I really don’t know what we would put down for extra living costs - he has meltdowns but doesn’t destroy things.

You don't have to specify the costs - you specify the daily care your DC needs in terms of time and what the tasks are. They will then work out what that equates to in terms of money.

I’m hoping he gets extra support in school and emotionally rather than cash.

The DLA claim is separate from all of that - they will just award you with money, not support (although there may well be other support you can go on to access once you've been awarded DLA).

For school support, you should look into applying for an EHCP assessment (you can do it or the school can). And I'd speak to the school about what emotional support they can offer and also ask your GP to refer to CAMHS if further help is needed. If your DC has a diagnosis from CAMHS, they may well invite you/DC to support groups anyway.

Well that's not 50/50 is it? You are the resident parent and you pay for more.

If you are able to claim CA it is because YOU are not able to work to earn above a certain point. If you are a lone parent, not sure how UC works, but you are also able to claim income support.

DLA is not a payment to the parents, the claim is in the child's name under their own NI number and you are just their representative - no different than if you were power of attorney for an elderly relative so it is not either parents money.

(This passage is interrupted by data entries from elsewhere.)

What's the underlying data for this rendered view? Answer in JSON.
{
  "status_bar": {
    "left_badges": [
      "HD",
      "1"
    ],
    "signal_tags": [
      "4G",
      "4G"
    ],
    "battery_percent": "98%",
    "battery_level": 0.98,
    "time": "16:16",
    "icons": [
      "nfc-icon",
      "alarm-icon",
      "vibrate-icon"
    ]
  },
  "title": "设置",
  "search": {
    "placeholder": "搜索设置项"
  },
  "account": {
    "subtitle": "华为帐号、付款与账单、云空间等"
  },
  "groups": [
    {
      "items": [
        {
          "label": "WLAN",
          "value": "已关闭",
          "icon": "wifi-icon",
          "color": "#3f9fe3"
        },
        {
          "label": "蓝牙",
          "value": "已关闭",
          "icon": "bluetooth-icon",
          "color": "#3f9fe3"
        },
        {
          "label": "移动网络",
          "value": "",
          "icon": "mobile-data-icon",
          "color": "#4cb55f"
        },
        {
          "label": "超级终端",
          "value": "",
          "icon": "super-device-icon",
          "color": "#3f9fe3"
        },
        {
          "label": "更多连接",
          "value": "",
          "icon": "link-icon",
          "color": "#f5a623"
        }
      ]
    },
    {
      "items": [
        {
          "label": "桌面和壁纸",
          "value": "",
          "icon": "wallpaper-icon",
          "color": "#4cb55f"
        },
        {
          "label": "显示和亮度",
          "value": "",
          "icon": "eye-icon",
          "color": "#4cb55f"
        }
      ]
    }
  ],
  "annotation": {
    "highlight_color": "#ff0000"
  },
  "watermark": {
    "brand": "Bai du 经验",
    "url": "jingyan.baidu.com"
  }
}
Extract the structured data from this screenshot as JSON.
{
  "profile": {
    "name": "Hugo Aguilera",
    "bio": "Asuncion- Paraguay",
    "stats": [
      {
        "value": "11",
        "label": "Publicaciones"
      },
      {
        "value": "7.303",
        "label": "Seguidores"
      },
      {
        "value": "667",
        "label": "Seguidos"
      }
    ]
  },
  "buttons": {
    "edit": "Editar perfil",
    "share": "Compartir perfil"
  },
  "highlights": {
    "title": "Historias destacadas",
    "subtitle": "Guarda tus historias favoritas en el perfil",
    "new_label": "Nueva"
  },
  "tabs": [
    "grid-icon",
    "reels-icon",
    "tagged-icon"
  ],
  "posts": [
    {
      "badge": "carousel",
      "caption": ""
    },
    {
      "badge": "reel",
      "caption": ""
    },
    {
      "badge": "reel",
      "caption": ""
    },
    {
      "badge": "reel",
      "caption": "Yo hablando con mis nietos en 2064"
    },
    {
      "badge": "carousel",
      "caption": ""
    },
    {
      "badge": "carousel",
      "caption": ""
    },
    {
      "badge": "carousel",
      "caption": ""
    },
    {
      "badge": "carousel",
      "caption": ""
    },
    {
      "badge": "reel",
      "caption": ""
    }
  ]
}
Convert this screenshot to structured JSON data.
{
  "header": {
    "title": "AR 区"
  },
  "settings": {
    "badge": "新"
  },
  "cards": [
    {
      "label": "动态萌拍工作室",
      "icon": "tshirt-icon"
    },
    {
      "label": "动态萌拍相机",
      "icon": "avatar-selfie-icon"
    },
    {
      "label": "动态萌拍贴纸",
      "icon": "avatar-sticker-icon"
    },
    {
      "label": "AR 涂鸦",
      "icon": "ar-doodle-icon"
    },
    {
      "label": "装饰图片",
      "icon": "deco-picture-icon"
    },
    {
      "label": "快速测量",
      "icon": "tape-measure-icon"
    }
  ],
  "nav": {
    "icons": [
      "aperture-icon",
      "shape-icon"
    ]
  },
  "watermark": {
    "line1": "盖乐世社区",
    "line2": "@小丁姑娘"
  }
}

Your not allowed to keep it because its for your childs needs

You legally arnt meant to save any DLA at all, if you can manage to save it, then its not really needed.....or so they say

Who is 'they'?

It's a non-means-tested benefit.

@slipperywhensparticus - of course your allowed to keep it. What if your child doesn’t need extra for a while or if you earn enough to cover the stuff they do need.

It’s not means tested so you can have thousands saved and still claim it as the child is entitled to it.

It does not say anywhere that your not allowed to save it or keep it!